Civil penalties imposed for employing illegal workers

Defences and questions of reasonableness

The civil penalty regime was introduced with the inception of the Immigration, Asylum and Nationality Act 2006 (IANA 2006).

The Act grants the Home Office the power to issue penalty notices against employers of foreign nationals who are working in the UK illegally.

1270 employers across the UK have been subject to civil penalties for retaining illegal migrant workers for a total value of £10,843,750. (Statistics from the Home Office management information system)

The IANA 2006 has been described as providing a three-stage process:

  1. The Home Office first issues notice of potential liability (allowing the employer to respond to the allegation) and thereafter a formal civil penalty.
  2. The penalised employer is entitled to object to the penalty through an internal review.
  3. Failing this, the employer can appeal to the county court against the penalty. An appeal can be on the grounds that the employer has not breached section 15, the employer has breached section 15 but the statutory excuse applies, or the level of penalty imposed is too high.

Section 15 of the act allows the UKBA (Uk Border Agency) to impose a penalty notice on an employer who employs a foreign worker who is not entitled to work in the UK. Before serving a penalty notice the Home Office must satisfy itself that the worker is not entitled to work in the UK and that the work is carried out under a contract of employment or apprenticeship.

In some cases this is very tricky to prove as it is not always clear whether or not there is a contract of employment in place. Practitioners representing penalised employers will often turn to legal definitions of employment (such as the one set out within the IANA 2006 itself) to dispute the fact that employment exists.

Once the Home Office has conducted its checks and satisfied itself the employer is liable, a civil penalty is then served upon an employer. The onus then shifts to the employer prove that they were not employing an illegal worker or that they took sufficient and reasonable step to check that the worker’s ability to work, thereby discharging their liability.
There are two main types of defences which an employer may seek to rely upon: complete and partial defences.

Complete Defences

The act provides a ‘statutory excuse’ also known as a ‘due diligence’ defence whereby the employer will be excused from paying the penalty levied if he/she can show full compliance with the requirement to check the employee’s documentation as set out in the code of practice prior to the foreign worker starting his employment.

The documentation of foreign workers with limited leave to remain in the UK must be checked every 12 months. This applies only to employees who joined after the law came into effect at the end of February 2008. An employer who knowingly employs a foreign worker illegally commits a criminal offence. In these circumstances the statutory excuse cannot be relied upon and the employer could face a custodial sentence.

The burden placed upon employers is arguably rather onerous.For instance, in the case of a foreign national who is in the UK on a student visa with permission to work for up to 20 hours per week during term time, an employer will be unaware that his employee, having taken on additional work elsewhere with another employer, is in fact working a 40 hour week in breach of the terms of his/her visa conditions. The employer has no knowledge of the illegalitybut failing to take reasonable steps will be liable for a civil penalty nonetheless.

Partial Defences

Partial defences will operate to reduce the fine levied against the employer.

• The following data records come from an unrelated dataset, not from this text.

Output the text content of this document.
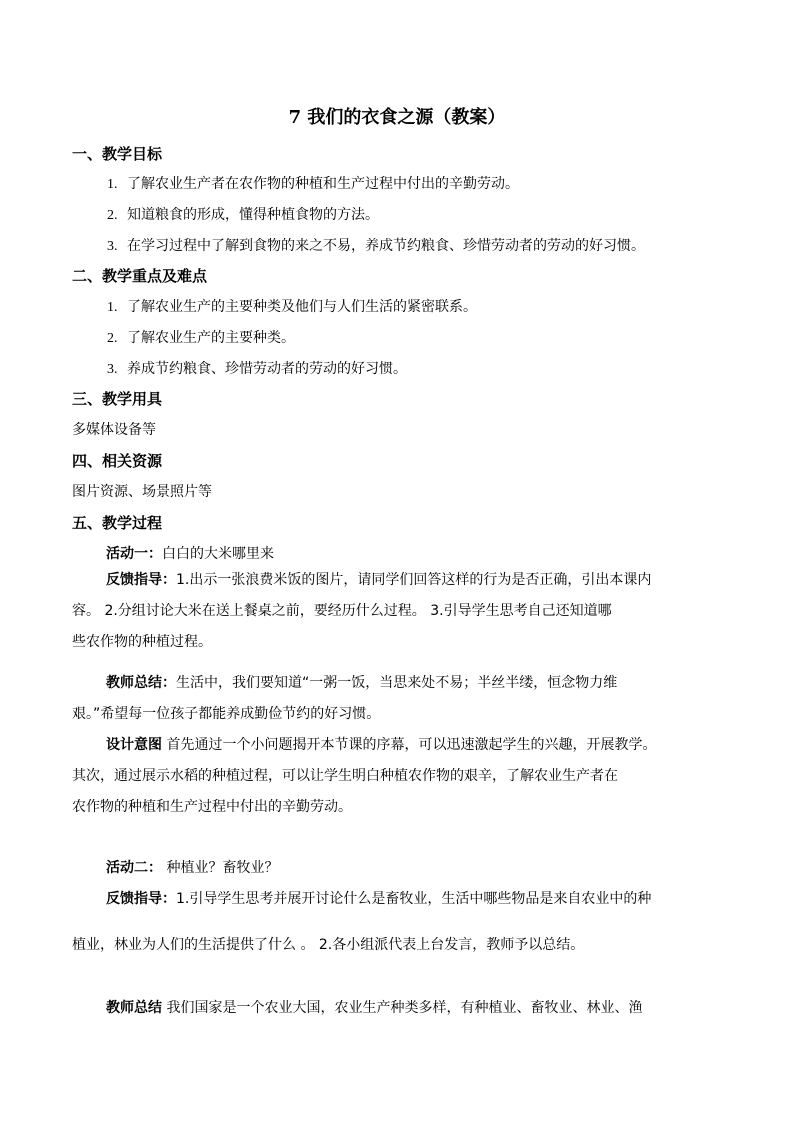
7 我们的衣食之源（教案）
一、教学目标
1. 了解农业生产者在农作物的种植和生产过程中付出的辛勤劳动。
2. 知道粮食的形成，懂得种植食物的方法。
3. 在学习过程中了解到食物的来之不易，养成节约粮食、珍惜劳动者的劳动的好习惯。
二、教学重点及难点
1. 了解农业生产的主要种类及他们与人们生活的紧密联系。
2. 了解农业生产的主要种类。
3. 养成节约粮食、珍惜劳动者的劳动的好习惯。
三、教学用具
多媒体设备等
四、相关资源
图片资源、场景照片等
五、教学过程
活动一：白白的大米哪里来
反馈指导：1.出示一张浪费米饭的图片，请同学们回答这样的行为是否正确，引出本课内
容。 2.分组讨论大米在送上餐桌之前，要经历什么过程。 3.引导学生思考自己还知道哪
些农作物的种植过程。
教师总结：生活中，我们要知道“一粥一饭，当思来处不易；半丝半缕，恒念物力维
艰。”希望每一位孩子都能养成勤俭节约的好习惯。
设计意图 首先通过一个小问题揭开本节课的序幕，可以迅速激起学生的兴趣，开展教学。
其次，通过展示水稻的种植过程，可以让学生明白种植农作物的艰辛，了解农业生产者在
农作物的种植和生产过程中付出的辛勤劳动。
活动二： 种植业？畜牧业？
反馈指导：1.引导学生思考并展开讨论什么是畜牧业，生活中哪些物品是来自农业中的种
植业，林业为人们的生活提供了什么 。 2.各小组派代表上台发言，教师予以总结。
教师总结 我们国家是一个农业大国，农业生产种类多样，有种植业、畜牧业、林业、渔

Examples of partial defences (or mitigating factors) include the following:

  • The employer took reasonable steps to check the status of his/her employee.
  • The number of offences previously committed by the employer.
  • If the employer reported the suspected illegal worker(s) to the UKBA.
  • Whether the employer co-operated with the Home Office’s investigation.If one or a combination of the above can be shown, fines can be reduced by up to £5,000 per illegal worker.

Quantification of Fines

When assessing the breach and the level of fine to be imposed, the Home Office takes into account a number of factors, mainly the mitigating factors as set out above.
Unfortunately, issues or reasonableness and proportionality are predominantly overlooked by the Home Office, thereby having an often detrimental impact upon smaller organisations.

The fine should arguably be subject to a reasonableness test which considers the following factors:

  1. The size of the organisation.
  2. The resources available to the organisation to cover the fine imposed.
  3. The effects upon the organisation in question – will imposition of an exorbitant fine risk closure of the organisation and what are the associated consequences of this?
  4. The type of organisation i.e. a ‘not for profit’ organisation and the organisation’s function or purpose. Does the organisation serve the interests of the local community and provide a public benefit?

A blanket fine such as the one imposed by the Home Office at present can very often produce unfair results, with little or no distinction made between a large multi-national corporation and a small village convenience store.